Sybille Bedford (1911-2006) elabora en Fragmentos de vida: una educación nada sentimental un relato sutil sobre la rotura de los lazos familiares, el desarraigo emocional y geográfico, la desaparición también de los enseres y la ropa con la que se identifica. La escritora nacida en Alemania y luego nacionalizada británica vivió también en Francia, Italia y Estados Unidos. Se enamoró de dos mujeres, conoció a fondo a Aldous Huxley y escribió su biografía. Fue miembro de la Real Sociedad de Literatura en Inglaterra. 
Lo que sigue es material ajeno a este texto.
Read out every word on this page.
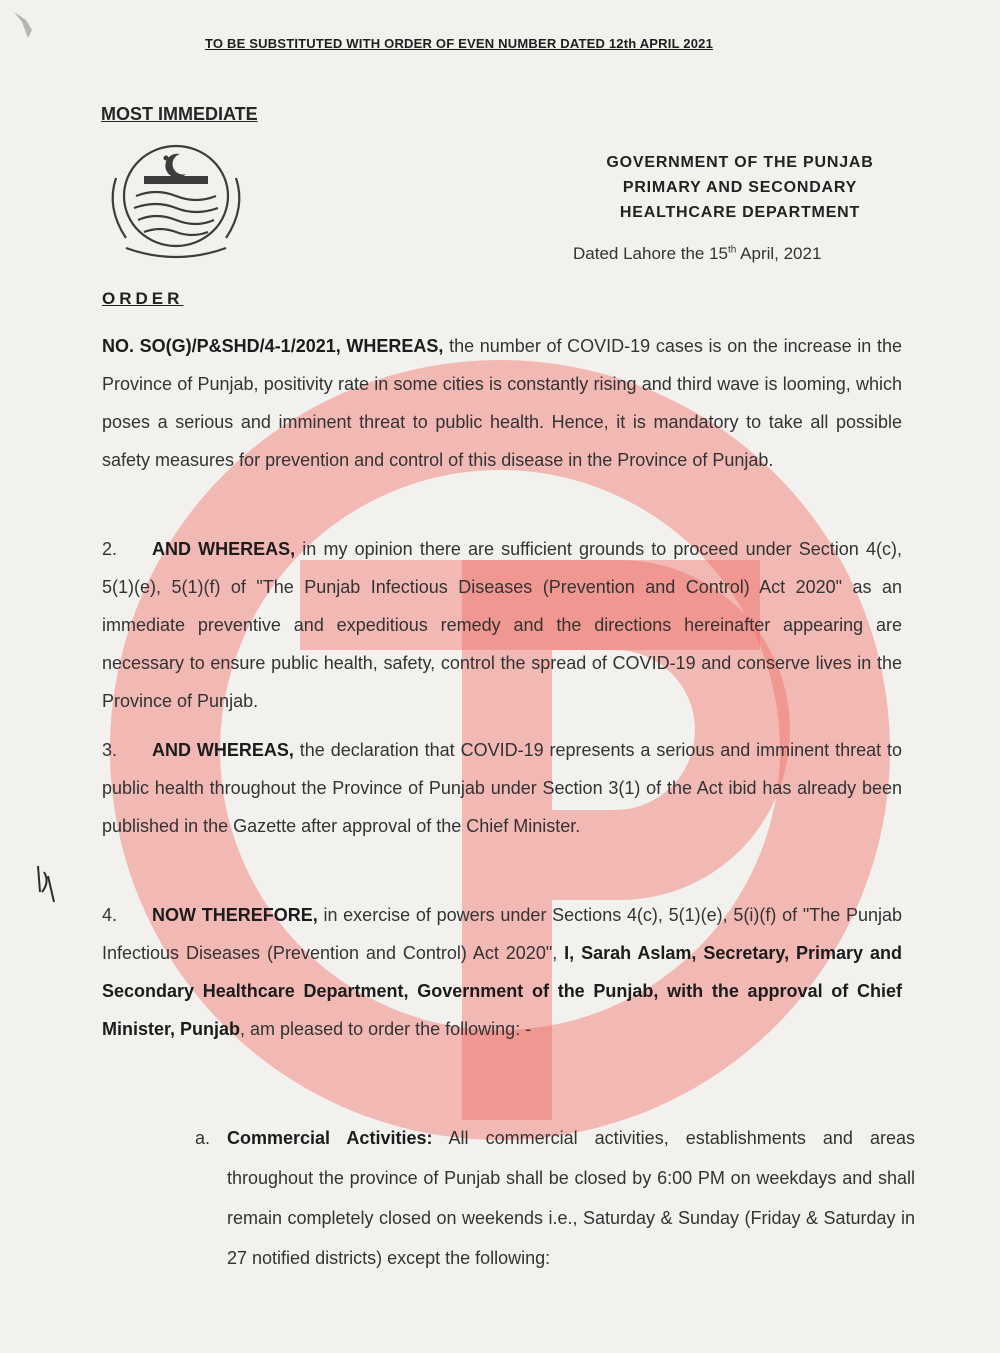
TO BE SUBSTITUTED WITH ORDER OF EVEN NUMBER DATED 12th APRIL 2021
MOST IMMEDIATE
GOVERNMENT OF THE PUNJAB
PRIMARY AND SECONDARY
HEALTHCARE DEPARTMENT
Dated Lahore the 15th April, 2021
ORDER
NO. SO(G)/P&SHD/4-1/2021, WHEREAS, the number of COVID-19 cases is on the increase in the Province of Punjab, positivity rate in some cities is constantly rising and third wave is looming, which poses a serious and imminent threat to public health. Hence, it is mandatory to take all possible safety measures for prevention and control of this disease in the Province of Punjab.
2. AND WHEREAS, in my opinion there are sufficient grounds to proceed under Section 4(c), 5(1)(e), 5(1)(f) of "The Punjab Infectious Diseases (Prevention and Control) Act 2020" as an immediate preventive and expeditious remedy and the directions hereinafter appearing are necessary to ensure public health, safety, control the spread of COVID-19 and conserve lives in the Province of Punjab.
3. AND WHEREAS, the declaration that COVID-19 represents a serious and imminent threat to public health throughout the Province of Punjab under Section 3(1) of the Act ibid has already been published in the Gazette after approval of the Chief Minister.
4. NOW THEREFORE, in exercise of powers under Sections 4(c), 5(1)(e), 5(i)(f) of "The Punjab Infectious Diseases (Prevention and Control) Act 2020", I, Sarah Aslam, Secretary, Primary and Secondary Healthcare Department, Government of the Punjab, with the approval of Chief Minister, Punjab, am pleased to order the following: -
a. Commercial Activities: All commercial activities, establishments and areas throughout the province of Punjab shall be closed by 6:00 PM on weekdays and shall remain completely closed on weekends i.e., Saturday & Sunday (Friday & Saturday in 27 notified districts) except the following:
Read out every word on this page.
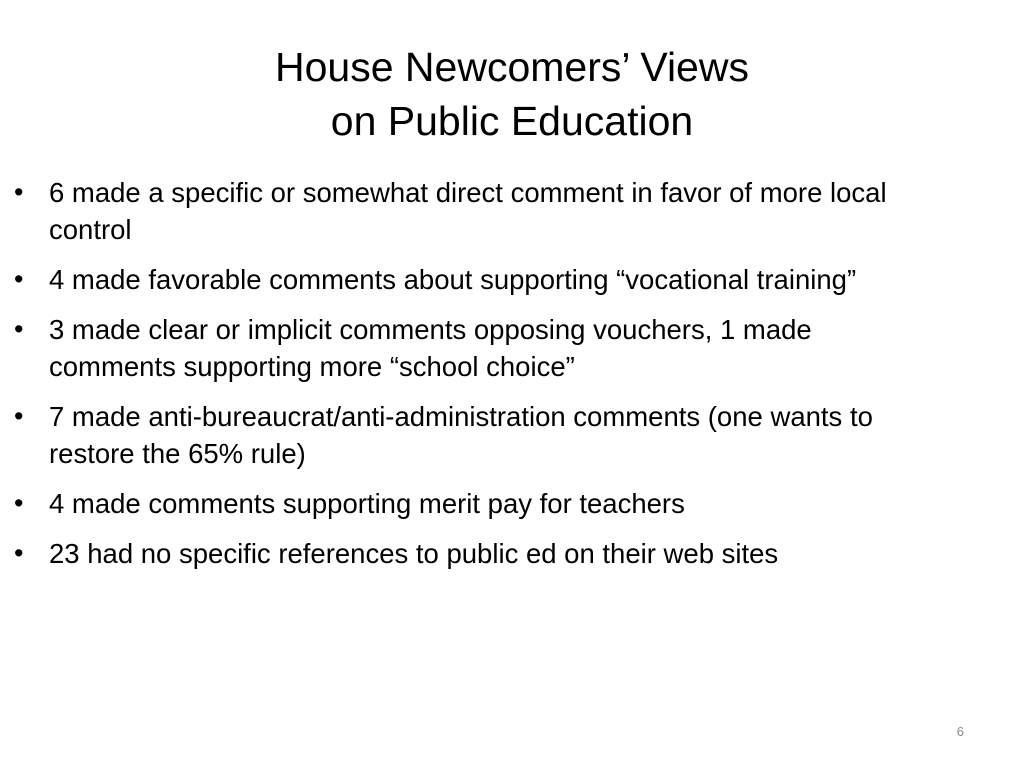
House Newcomers’ Views
on Public Education
• 6 made a specific or somewhat direct comment in favor of more local control
• 4 made favorable comments about supporting “vocational training”
• 3 made clear or implicit comments opposing vouchers, 1 made comments supporting more “school choice”
• 7 made anti-bureaucrat/anti-administration comments (one wants to restore the 65% rule)
• 4 made comments supporting merit pay for teachers
• 23 had no specific references to public ed on their web sites
6
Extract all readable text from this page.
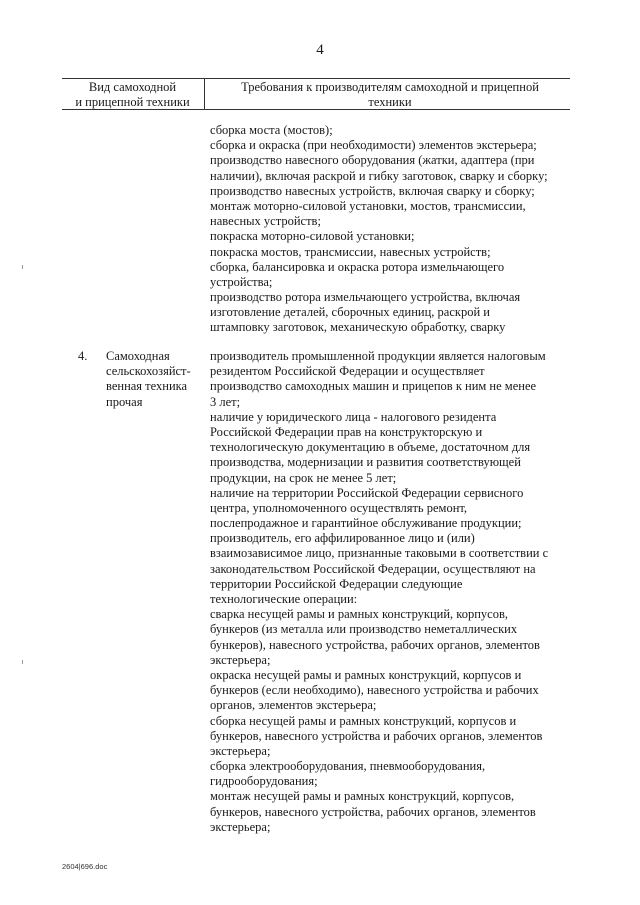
4
Вид самоходной
и прицепной техники
Требования к производителям самоходной и прицепной
техники
сборка моста (мостов);
сборка и окраска (при необходимости) элементов экстерьера;
производство навесного оборудования (жатки, адаптера (при
наличии), включая раскрой и гибку заготовок, сварку и сборку;
производство навесных устройств, включая сварку и сборку;
монтаж моторно-силовой установки, мостов, трансмиссии,
навесных устройств;
покраска моторно-силовой установки;
покраска мостов, трансмиссии, навесных устройств;
сборка, балансировка и окраска ротора измельчающего
устройства;
производство ротора измельчающего устройства, включая
изготовление деталей, сборочных единиц, раскрой и
штамповку заготовок, механическую обработку, сварку
4. Самоходная
сельскохозяйст-
венная техника
прочая
производитель промышленной продукции является налоговым
резидентом Российской Федерации и осуществляет
производство самоходных машин и прицепов к ним не менее
3 лет;
наличие у юридического лица - налогового резидента
Российской Федерации прав на конструкторскую и
технологическую документацию в объеме, достаточном для
производства, модернизации и развития соответствующей
продукции, на срок не менее 5 лет;
наличие на территории Российской Федерации сервисного
центра, уполномоченного осуществлять ремонт,
послепродажное и гарантийное обслуживание продукции;
производитель, его аффилированное лицо и (или)
взаимозависимое лицо, признанные таковыми в соответствии с
законодательством Российской Федерации, осуществляют на
территории Российской Федерации следующие
технологические операции:
сварка несущей рамы и рамных конструкций, корпусов,
бункеров (из металла или производство неметаллических
бункеров), навесного устройства, рабочих органов, элементов
экстерьера;
окраска несущей рамы и рамных конструкций, корпусов и
бункеров (если необходимо), навесного устройства и рабочих
органов, элементов экстерьера;
сборка несущей рамы и рамных конструкций, корпусов и
бункеров, навесного устройства и рабочих органов, элементов
экстерьера;
сборка электрооборудования, пневмооборудования,
гидрооборудования;
монтаж несущей рамы и рамных конструкций, корпусов,
бункеров, навесного устройства, рабочих органов, элементов
экстерьера;
2604|696.doc
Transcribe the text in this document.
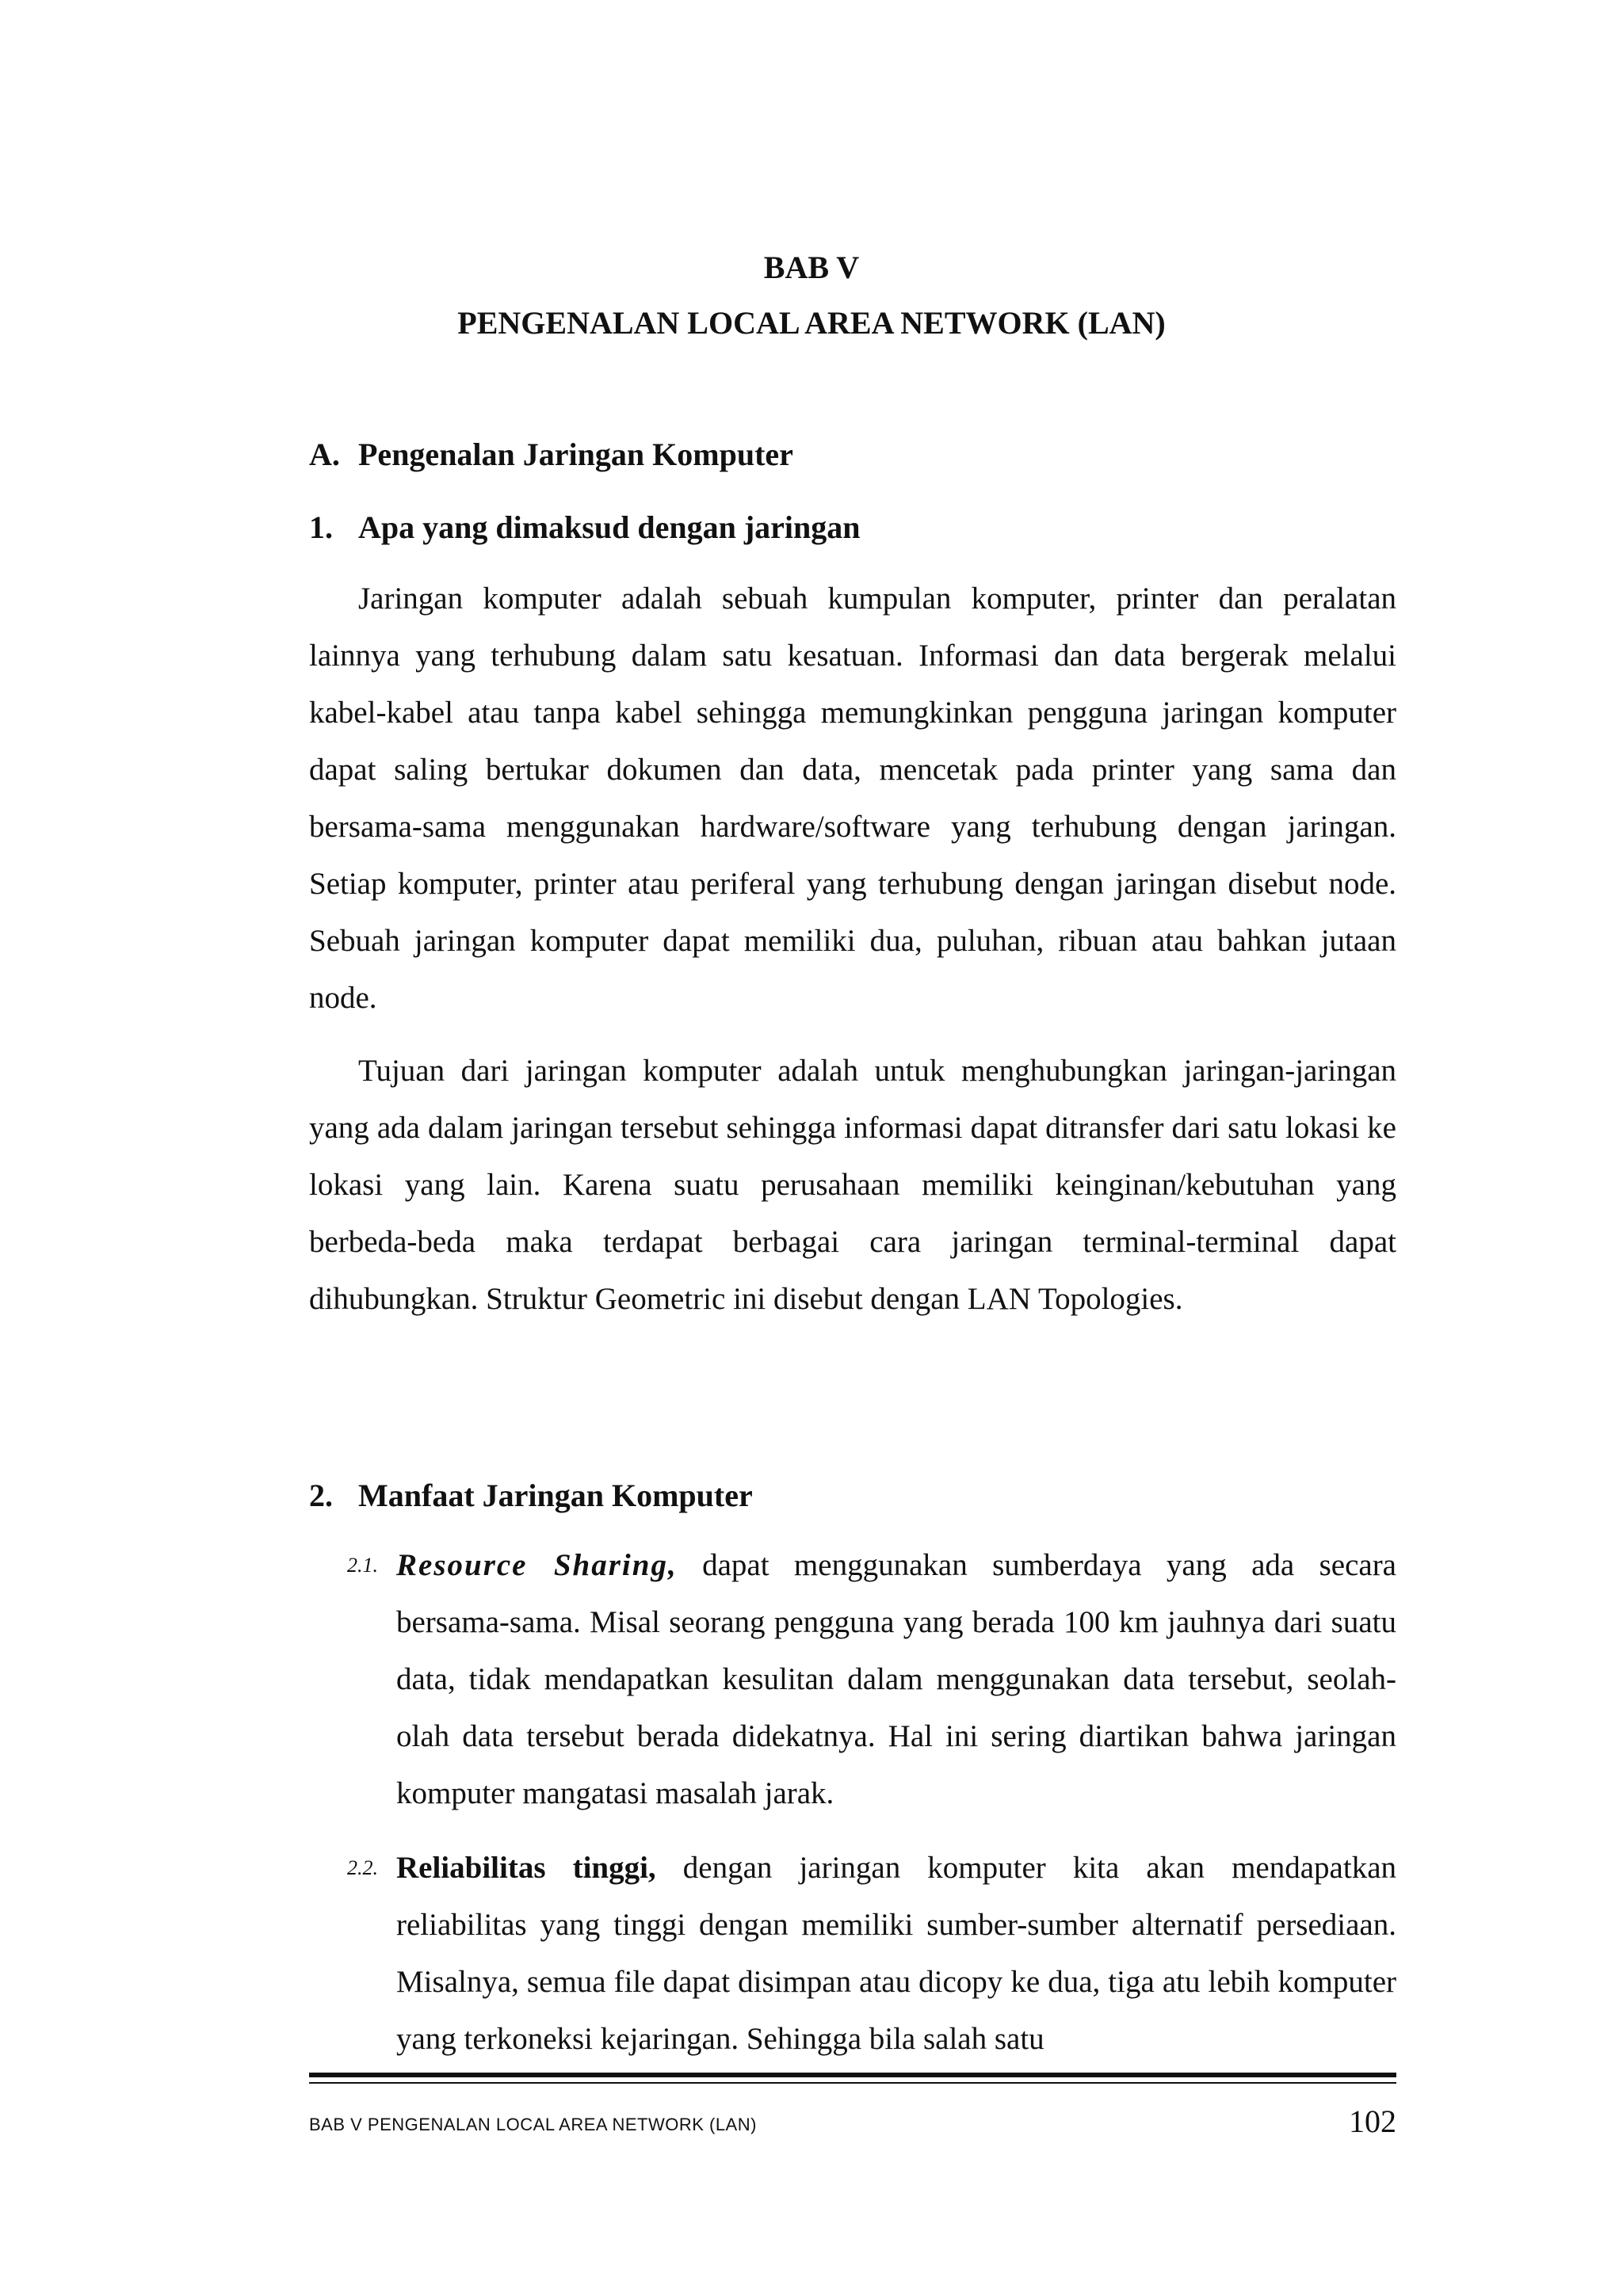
BAB V
PENGENALAN LOCAL AREA NETWORK (LAN)
A. Pengenalan Jaringan Komputer
1. Apa yang dimaksud dengan jaringan

Jaringan komputer adalah sebuah kumpulan komputer, printer dan peralatan lainnya yang terhubung dalam satu kesatuan. Informasi dan data bergerak melalui kabel-kabel atau tanpa kabel sehingga memungkinkan pengguna jaringan komputer dapat saling bertukar dokumen dan data, mencetak pada printer yang sama dan bersama-sama menggunakan hardware/software yang terhubung dengan jaringan. Setiap komputer, printer atau periferal yang terhubung dengan jaringan disebut node. Sebuah jaringan komputer dapat memiliki dua, puluhan, ribuan atau bahkan jutaan node.

Tujuan dari jaringan komputer adalah untuk menghubungkan jaringan-jaringan yang ada dalam jaringan tersebut sehingga informasi dapat ditransfer dari satu lokasi ke lokasi yang lain. Karena suatu perusahaan memiliki keinginan/kebutuhan yang berbeda-beda maka terdapat berbagai cara jaringan terminal-terminal dapat dihubungkan. Struktur Geometric ini disebut dengan LAN Topologies.

2. Manfaat Jaringan Komputer
2.1. Resource Sharing, dapat menggunakan sumberdaya yang ada secara bersama-sama. Misal seorang pengguna yang berada 100 km jauhnya dari suatu data, tidak mendapatkan kesulitan dalam menggunakan data tersebut, seolah-olah data tersebut berada didekatnya. Hal ini sering diartikan bahwa jaringan komputer mangatasi masalah jarak.
2.2. Reliabilitas tinggi, dengan jaringan komputer kita akan mendapatkan reliabilitas yang tinggi dengan memiliki sumber-sumber alternatif persediaan. Misalnya, semua file dapat disimpan atau dicopy ke dua, tiga atu lebih komputer yang terkoneksi kejaringan. Sehingga bila salah satu
BAB V PENGENALAN LOCAL AREA NETWORK (LAN)	102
La fibra de la chambira me habla de Sybille Bedford. Ella, la autora introspectiva, me descubrió los efectos corrosivos de los metales que las joyas escondidas en las albercas causaban en vestidos, blusas y pantalones durante la segunda guerra mundial. Eso se considera hoy un proceso valioso para aplicar en materiales finos como la seda y garantiza resultados exquisitos. Doy fe, voy a mi armario y toco un par de chaquetas: de la diseñadora María Clara Restrepo con su firma ROKHA, otra con corte de kimono de la creativa textil Marcella Echevarría. 


El paso del tiempo es rotundo con lo que más queremos. Oxida, cambia, fragmenta, deshace, borra, diluye. Pero no logra apropiarse de la conciencia que tuvimos de haber estado amarradas. Mi libertad, en ese sentido, reposaba también en el hilo tejido de una palma amazónica. Y volver a recuperarla es un camino para desandar el origen de la chambira, para conocer a fondo sus usos en el seno de las comunidades indígenas y para volver a entrelazar mis propios fragmentos de vida.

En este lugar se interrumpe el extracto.